Cuomo raised the possibility of the utility’s franchise being in jeopardy if the situation continued.

The moratorium is taking place amid an ongoing battle over the 23.5-mile Williams pipeline. The utility says the project is needed in order to meet energy needs and growing demand.

The moratorium mainly effects residences and businesses in Brooklyn, Queens, Staten Island and on Long Island.

Cuomo Signs IDA Transparency Bill

Industrial development agencies will now be required to livestream their meetings in real time and provide video recordings of public events and meetings, according to a law signed Tuesday by Gov. Andrew Cuomo.

The legislation tackles the transparency issues that often surround local development agencies that can operate in an opaque fashion while doling out public dollars to boost business growth.

Under the new measure, the IDAs must post the recordings within five business days of a meeting or hearing. They are required to remain available for at least five years.

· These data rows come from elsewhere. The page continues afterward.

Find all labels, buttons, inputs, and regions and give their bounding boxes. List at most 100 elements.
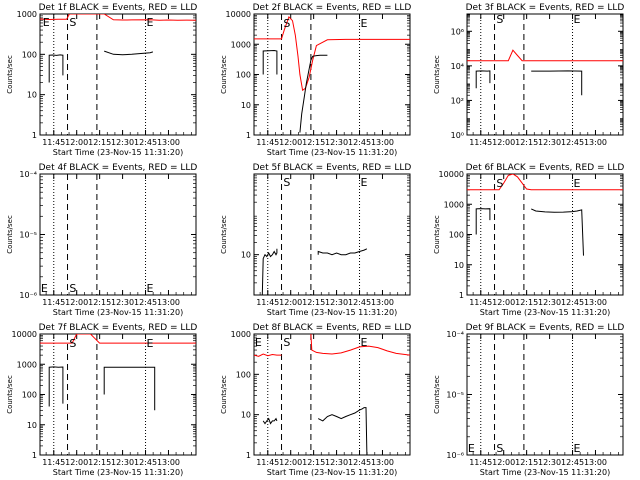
y-axis-label: Counts/sec [220,55,228,94]
events-series-line [475,208,491,235]
y-tick-label: 10 [241,251,251,260]
y-tick-label: 10⁻⁶ [19,291,37,300]
lld-series-line [467,174,623,191]
marker-e: E [360,17,367,30]
panel-title: Det 7f BLACK = Events, RED = LLD [39,323,198,333]
x-tick-label: 12:00 [65,138,88,147]
panel-title: Det 9f BLACK = Events, RED = LLD [466,323,625,333]
y-tick-label: 10⁻⁶ [446,451,464,460]
y-tick-label: 10000 [439,170,464,179]
detector-panel-4: Det 4f BLACK = Events, RED = LLD 10⁻⁶ 10⁻⁵… [6,163,197,317]
x-tick-label: 12:00 [65,458,88,467]
y-tick-label: 10⁻⁴ [446,330,464,339]
detector-panel-7: Det 7f BLACK = Events, RED = LLD 1 10 100 10… [6,323,197,477]
x-axis-label: Start Time (23-Nov-15 11:31:20) [267,148,397,157]
x-tick-label: 12:45 [348,138,371,147]
detector-panel-1: Det 1f BLACK = Events, RED = LLD 1 10 100 10… [6,3,197,157]
x-tick-label: 12:00 [279,298,302,307]
x-tick-label: 12:30 [111,298,134,307]
x-tick-label: 11:45 [256,458,279,467]
x-tick-label: 13:00 [371,458,394,467]
panel-title: Det 3f BLACK = Events, RED = LLD [466,3,625,13]
x-tick-label: 11:45 [256,138,279,147]
y-axis-label: Counts/sec [6,375,14,414]
detector-panel-9: Det 9f BLACK = Events, RED = LLD 10⁻⁶ 10⁻⁵… [433,323,624,477]
marker-e: E [146,282,153,295]
panel-title: Det 1f BLACK = Events, RED = LLD [39,3,198,13]
x-tick-label: 12:30 [111,138,134,147]
x-tick-label: 12:15 [302,458,325,467]
marker-e: E [146,16,153,29]
y-tick-label: 10 [27,91,37,100]
x-tick-label: 11:45 [469,458,492,467]
x-tick-label: 11:45 [469,138,492,147]
detector-panel-3: Det 3f BLACK = Events, RED = LLD 10⁰ 10² 10… [433,3,624,147]
x-tick-label: 12:15 [88,458,111,467]
x-tick-label: 12:15 [302,138,325,147]
detector-panel-8: Det 8f BLACK = Events, RED = LLD 1 10 100 10… [220,323,411,477]
detector-panel-6: Det 6f BLACK = Events, RED = LLD 1 10 100 10… [433,163,624,317]
y-axis-label: Counts/sec [433,375,441,414]
y-tick-label: 100 [236,370,251,379]
marker-s: S [69,282,76,295]
y-tick-label: 1 [246,451,251,460]
events-series-line [261,248,278,295]
y-axis-label: Counts/sec [433,215,441,254]
events-series-line [531,70,583,96]
events-series-line [48,366,64,407]
y-tick-label: 1 [32,451,37,460]
y-tick-label: 100 [449,231,464,240]
x-tick-label: 13:00 [371,138,394,147]
y-tick-label: 10 [27,421,37,430]
y-tick-label: 1 [32,131,37,140]
x-tick-label: 12:30 [325,458,348,467]
x-tick-label: 13:00 [584,298,607,307]
y-tick-label: 10 [454,261,464,270]
x-tick-label: 13:00 [584,138,607,147]
lld-series-line [254,15,410,92]
x-axis-label: Start Time (23-Nov-15 11:31:20) [267,468,397,477]
x-tick-label: 12:30 [325,138,348,147]
events-series-line [48,54,64,83]
y-tick-label: 100 [236,71,251,80]
y-tick-label: 10 [241,101,251,110]
events-series-line [262,49,278,75]
y-tick-label: 10⁴ [451,62,464,71]
events-series-line [299,54,328,133]
marker-s: S [283,17,290,30]
x-axis-label: Start Time (23-Nov-15 11:31:20) [267,308,397,317]
x-tick-label: 11:45 [42,298,65,307]
x-tick-label: 11:45 [42,458,65,467]
events-series-line [475,70,491,89]
x-tick-label: 11:45 [256,298,279,307]
y-tick-label: 10⁻⁵ [19,231,37,240]
panel-title: Det 5f BLACK = Events, RED = LLD [253,163,412,173]
plot-frame [253,333,411,456]
x-tick-label: 13:00 [371,298,394,307]
y-tick-label: 10000 [12,330,37,339]
panel-title: Det 6f BLACK = Events, RED = LLD [466,163,625,173]
plot-frame [466,13,624,136]
x-tick-label: 12:15 [515,458,538,467]
events-series-line [317,407,368,455]
y-tick-label: 1000 [444,200,464,209]
marker-s: S [283,336,290,349]
x-axis-label: Start Time (23-Nov-15 11:31:20) [53,148,183,157]
x-tick-label: 12:45 [134,298,157,307]
marker-s: S [496,442,503,455]
lld-series-line [40,334,196,344]
x-tick-label: 12:30 [111,458,134,467]
marker-e: E [573,177,580,190]
marker-e: E [41,282,48,295]
panel-title: Det 8f BLACK = Events, RED = LLD [253,323,412,333]
x-tick-label: 12:45 [348,298,371,307]
x-tick-label: 12:15 [515,138,538,147]
y-axis-label: Counts/sec [6,55,14,94]
x-tick-label: 11:45 [469,298,492,307]
marker-e: E [573,442,580,455]
marker-s: S [283,176,290,189]
lld-series-line [254,353,282,357]
detector-panel-5: Det 5f BLACK = Events, RED = LLD 10 Counts… [220,163,411,317]
y-tick-label: 10 [241,411,251,420]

“Industrial development agencies are tasked with revitalizing communities and fostering economic growth at the local level, but most New Yorkers don’t have time to attend meetings and participate in the process,” Cuomo said. “This new measure will help foster civic engagement and get more residents involved in the meetings and hearings that will ultimately have a huge impact on the future of their communities.”

The bill was sponsored by Sen. Todd Kaminsky and Assemblywoman Michaelle Solages.

“IDAs make critical decisions that can have profound impacts on the communities they serve,” Kaminsky said. “Like any similar governmental body, the public should be engaged in their decision-making and this law will easily enable that to happen. I am grateful to the Governor for signing this law that will help shine light into the world of IDA-tax breaks.”

Cuomo Signs Bill Strengthening Martin Act

A bill strengthening a weapon to fight financial fraud was approved on Monday by Gov. Andrew Cuomo.

The measure strengthens the Martin Act, restoring the statute of limitations for investigating and prosecuting fraud from three years to six.

“At a time when the Trump administration is hell-bent on rolling back consumer financial protections, New York remains dedicated to preventing and prosecuting fraudulent financial activity,” Cuomo said in a statement.

“By restoring the six-year statute of limitations under the Martin Act, we are enhancing one of the state’s most powerful tools to prosecute financial fraud so we can hold more bad actors accountable, protect investors and achieve a fairer New York for all.”

The statute of limitations had previously been shortened by a Court of Appeals ruling. The new law is meant to empower the state attorney general’s office to investigate fraud cases.

“If Main Street has to play by a set of rules, then so must Wall Street,” Attorney General Letitia James said. “This law strengthens two of our most critical tools in holding corporate greed accountable and delivering justice for victims of financial fraud. As the federal government continues to abdicate its role of protecting investors and consumers, this law is particularly important. New York remains committed to finding and prosecuting the bad actors that rob victims and destabilize markets.”

The measure was sponsored by Sen. Mike Gianaris and Assemblyman Robert Carroll.